Die Bestseller (das sind Verkaufslisten) finde ich eher irritierend und reine Propaganda. Mir gefällt es, wie Denis Scheck damit umgeht ;-)
Und für Krimis nutze ich noch z.B. die Krimi-Couch, die Listen der monatlichen "Mordsberatung" (Radio WDR5) und die Listen aus der "ZEIT".
Beruflich kann ich noch auf Besprechungsdienste zugreifen, aber es passiert natürlich immer wieder, dass ich (zumindest für meinen Geschmack) danebengreife.
Aber man muss ja nicht alles lesen (schafft man auch nicht :-(

Viele Grüße

Hedi

vor 6 Jahren

Hallo, ich kann mich der Antwort von "gra" ebenfalls anschließen. Leseproben sind hilfreich, wenn sie lang genug sind. Ich nehme Kultursendungen auf (kommen im TV unverschämt spät). Wichtig ist dieselbe "Wellenlänge" - egal ob Profi-Rezensent, Buchhändler oder guter Freund, wenn der Lesegeschmack übereinstimmt, kann man sicher Tipps annehmen, das muss man halt vorher ein paarmal austesten. Gute Buchhändler lesen extrem viel, kennen die Verlagsszene und haben immer Infos zu Buchinhalten und Rückmeldungen von anderen Lesern und Presse, außerdem kann man dann gleich vor Ort (!!!) schmökern.

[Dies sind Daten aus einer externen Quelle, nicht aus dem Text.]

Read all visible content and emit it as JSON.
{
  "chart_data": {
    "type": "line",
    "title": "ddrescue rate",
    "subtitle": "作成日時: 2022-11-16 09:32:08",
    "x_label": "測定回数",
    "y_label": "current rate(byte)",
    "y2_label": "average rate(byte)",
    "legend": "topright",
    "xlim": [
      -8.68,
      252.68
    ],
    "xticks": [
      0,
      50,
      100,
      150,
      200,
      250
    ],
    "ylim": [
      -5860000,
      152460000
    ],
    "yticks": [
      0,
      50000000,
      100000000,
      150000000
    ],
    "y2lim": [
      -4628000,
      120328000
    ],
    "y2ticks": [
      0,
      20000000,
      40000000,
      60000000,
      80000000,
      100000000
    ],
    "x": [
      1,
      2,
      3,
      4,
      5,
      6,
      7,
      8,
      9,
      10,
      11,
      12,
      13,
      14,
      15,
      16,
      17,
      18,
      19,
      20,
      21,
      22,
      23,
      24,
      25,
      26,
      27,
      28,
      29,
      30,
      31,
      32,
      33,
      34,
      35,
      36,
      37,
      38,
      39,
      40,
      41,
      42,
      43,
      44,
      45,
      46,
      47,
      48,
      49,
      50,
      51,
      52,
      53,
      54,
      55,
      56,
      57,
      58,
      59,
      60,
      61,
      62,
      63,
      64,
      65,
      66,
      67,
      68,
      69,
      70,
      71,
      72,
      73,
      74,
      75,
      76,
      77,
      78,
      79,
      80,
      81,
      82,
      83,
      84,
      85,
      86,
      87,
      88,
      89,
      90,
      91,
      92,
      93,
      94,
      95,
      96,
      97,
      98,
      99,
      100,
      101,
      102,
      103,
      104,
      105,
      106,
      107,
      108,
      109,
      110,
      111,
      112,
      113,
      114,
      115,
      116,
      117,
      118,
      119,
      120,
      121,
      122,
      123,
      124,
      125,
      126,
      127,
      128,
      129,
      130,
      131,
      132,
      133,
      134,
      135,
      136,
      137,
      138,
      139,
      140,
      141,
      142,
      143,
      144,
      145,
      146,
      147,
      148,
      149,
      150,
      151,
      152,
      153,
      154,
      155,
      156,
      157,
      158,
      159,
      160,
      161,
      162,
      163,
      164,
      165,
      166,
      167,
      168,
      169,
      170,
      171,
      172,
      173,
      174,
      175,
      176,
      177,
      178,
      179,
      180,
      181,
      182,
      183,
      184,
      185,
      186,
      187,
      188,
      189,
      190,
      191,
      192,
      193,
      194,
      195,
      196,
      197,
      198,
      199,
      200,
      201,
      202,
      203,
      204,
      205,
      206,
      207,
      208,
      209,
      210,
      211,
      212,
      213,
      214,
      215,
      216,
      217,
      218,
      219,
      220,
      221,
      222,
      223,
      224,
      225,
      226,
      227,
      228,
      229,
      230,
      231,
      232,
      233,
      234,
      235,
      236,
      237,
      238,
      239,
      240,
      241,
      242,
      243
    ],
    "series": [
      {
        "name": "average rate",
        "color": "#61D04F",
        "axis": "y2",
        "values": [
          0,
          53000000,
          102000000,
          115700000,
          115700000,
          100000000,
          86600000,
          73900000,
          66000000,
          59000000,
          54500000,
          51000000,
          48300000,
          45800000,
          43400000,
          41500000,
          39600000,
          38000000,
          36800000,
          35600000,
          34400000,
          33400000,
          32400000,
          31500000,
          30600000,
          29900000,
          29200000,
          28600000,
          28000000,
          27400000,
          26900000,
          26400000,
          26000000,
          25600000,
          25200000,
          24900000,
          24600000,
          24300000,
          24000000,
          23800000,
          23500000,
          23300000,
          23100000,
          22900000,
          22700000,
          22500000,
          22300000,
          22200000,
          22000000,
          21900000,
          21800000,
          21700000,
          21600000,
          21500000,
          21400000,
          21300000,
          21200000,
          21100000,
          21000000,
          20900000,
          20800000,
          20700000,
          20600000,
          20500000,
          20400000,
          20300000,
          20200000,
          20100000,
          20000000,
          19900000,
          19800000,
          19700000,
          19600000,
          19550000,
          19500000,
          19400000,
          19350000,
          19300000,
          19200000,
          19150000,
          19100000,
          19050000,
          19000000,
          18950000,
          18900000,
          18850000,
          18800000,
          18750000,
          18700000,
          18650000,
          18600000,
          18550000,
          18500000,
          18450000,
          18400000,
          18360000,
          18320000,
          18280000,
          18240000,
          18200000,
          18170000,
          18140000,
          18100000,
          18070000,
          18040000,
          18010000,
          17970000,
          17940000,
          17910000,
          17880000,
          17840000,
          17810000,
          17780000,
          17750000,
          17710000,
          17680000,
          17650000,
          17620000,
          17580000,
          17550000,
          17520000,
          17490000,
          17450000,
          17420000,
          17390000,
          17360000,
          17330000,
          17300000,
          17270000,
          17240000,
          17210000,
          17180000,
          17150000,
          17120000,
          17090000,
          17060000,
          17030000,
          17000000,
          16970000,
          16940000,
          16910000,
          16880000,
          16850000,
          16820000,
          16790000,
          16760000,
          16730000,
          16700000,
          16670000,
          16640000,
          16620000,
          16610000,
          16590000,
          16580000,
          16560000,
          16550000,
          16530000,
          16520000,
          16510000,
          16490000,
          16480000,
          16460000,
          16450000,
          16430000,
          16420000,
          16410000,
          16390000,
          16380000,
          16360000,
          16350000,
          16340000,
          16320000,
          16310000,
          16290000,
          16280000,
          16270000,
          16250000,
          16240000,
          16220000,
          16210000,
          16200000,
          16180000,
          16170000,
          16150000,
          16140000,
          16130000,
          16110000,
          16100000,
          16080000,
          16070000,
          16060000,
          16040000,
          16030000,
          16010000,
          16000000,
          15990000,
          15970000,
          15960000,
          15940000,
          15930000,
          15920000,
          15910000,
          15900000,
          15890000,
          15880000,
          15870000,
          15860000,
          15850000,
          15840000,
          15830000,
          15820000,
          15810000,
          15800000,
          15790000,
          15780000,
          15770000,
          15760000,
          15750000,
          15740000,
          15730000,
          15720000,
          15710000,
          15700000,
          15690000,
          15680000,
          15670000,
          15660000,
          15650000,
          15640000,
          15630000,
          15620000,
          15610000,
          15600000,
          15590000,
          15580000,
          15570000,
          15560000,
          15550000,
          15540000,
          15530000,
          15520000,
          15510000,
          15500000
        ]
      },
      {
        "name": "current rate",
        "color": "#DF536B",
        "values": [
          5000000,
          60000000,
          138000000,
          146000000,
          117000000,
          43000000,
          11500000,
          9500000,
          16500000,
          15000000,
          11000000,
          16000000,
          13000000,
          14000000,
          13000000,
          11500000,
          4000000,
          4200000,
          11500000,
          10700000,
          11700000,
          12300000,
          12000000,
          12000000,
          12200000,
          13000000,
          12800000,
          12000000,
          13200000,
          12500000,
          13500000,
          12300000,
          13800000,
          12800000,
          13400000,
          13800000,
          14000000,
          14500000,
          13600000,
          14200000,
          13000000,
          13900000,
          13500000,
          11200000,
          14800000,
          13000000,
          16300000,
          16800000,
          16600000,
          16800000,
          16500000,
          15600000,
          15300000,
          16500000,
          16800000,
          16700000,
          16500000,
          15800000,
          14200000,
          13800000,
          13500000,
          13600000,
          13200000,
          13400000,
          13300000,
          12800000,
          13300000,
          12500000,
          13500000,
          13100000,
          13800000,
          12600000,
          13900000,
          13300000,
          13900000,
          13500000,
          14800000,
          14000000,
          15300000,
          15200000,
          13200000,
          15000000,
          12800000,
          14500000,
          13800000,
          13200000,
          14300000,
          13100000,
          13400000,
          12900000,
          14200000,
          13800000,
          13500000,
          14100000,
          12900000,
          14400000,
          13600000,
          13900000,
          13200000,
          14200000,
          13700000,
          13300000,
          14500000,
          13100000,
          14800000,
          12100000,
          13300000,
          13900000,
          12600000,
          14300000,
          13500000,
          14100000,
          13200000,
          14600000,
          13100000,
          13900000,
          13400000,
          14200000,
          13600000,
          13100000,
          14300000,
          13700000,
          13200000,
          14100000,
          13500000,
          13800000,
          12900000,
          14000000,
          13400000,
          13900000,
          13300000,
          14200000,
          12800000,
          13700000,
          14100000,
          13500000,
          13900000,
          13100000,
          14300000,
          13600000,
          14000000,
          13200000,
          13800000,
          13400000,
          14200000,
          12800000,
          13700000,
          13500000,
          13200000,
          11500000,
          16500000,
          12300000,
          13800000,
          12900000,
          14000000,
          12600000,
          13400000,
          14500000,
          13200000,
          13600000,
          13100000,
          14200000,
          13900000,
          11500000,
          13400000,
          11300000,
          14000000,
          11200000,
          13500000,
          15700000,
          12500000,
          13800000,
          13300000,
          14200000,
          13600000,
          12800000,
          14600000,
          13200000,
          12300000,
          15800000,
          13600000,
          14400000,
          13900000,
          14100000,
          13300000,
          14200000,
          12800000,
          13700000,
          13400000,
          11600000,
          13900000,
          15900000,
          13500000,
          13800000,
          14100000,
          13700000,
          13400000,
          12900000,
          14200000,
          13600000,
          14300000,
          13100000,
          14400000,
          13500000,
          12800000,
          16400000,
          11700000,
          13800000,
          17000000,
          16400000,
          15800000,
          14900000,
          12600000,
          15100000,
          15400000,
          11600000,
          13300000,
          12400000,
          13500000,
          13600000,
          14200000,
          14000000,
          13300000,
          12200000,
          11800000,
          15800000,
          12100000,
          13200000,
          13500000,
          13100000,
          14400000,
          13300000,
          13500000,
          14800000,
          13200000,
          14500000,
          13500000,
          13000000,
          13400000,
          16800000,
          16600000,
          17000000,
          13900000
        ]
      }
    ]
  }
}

Kontraproduktiv finde ich Rezensionen (leider auch hier), die zuviel vom Inhalt verraten, oft sogar ganz Wesentliches, da ist man wirklich schlecht beraten, wenn man DIE vor der eigenen Buchlektüre liest - die Spannung ist weg. Bestsellerlisten, Feuilletons etc. können helfen, spiegeln aber nicht unbedingt den eigenen Lesegeschmack wider, auch da kommt es wieder auf die eigenen Vorlieben an.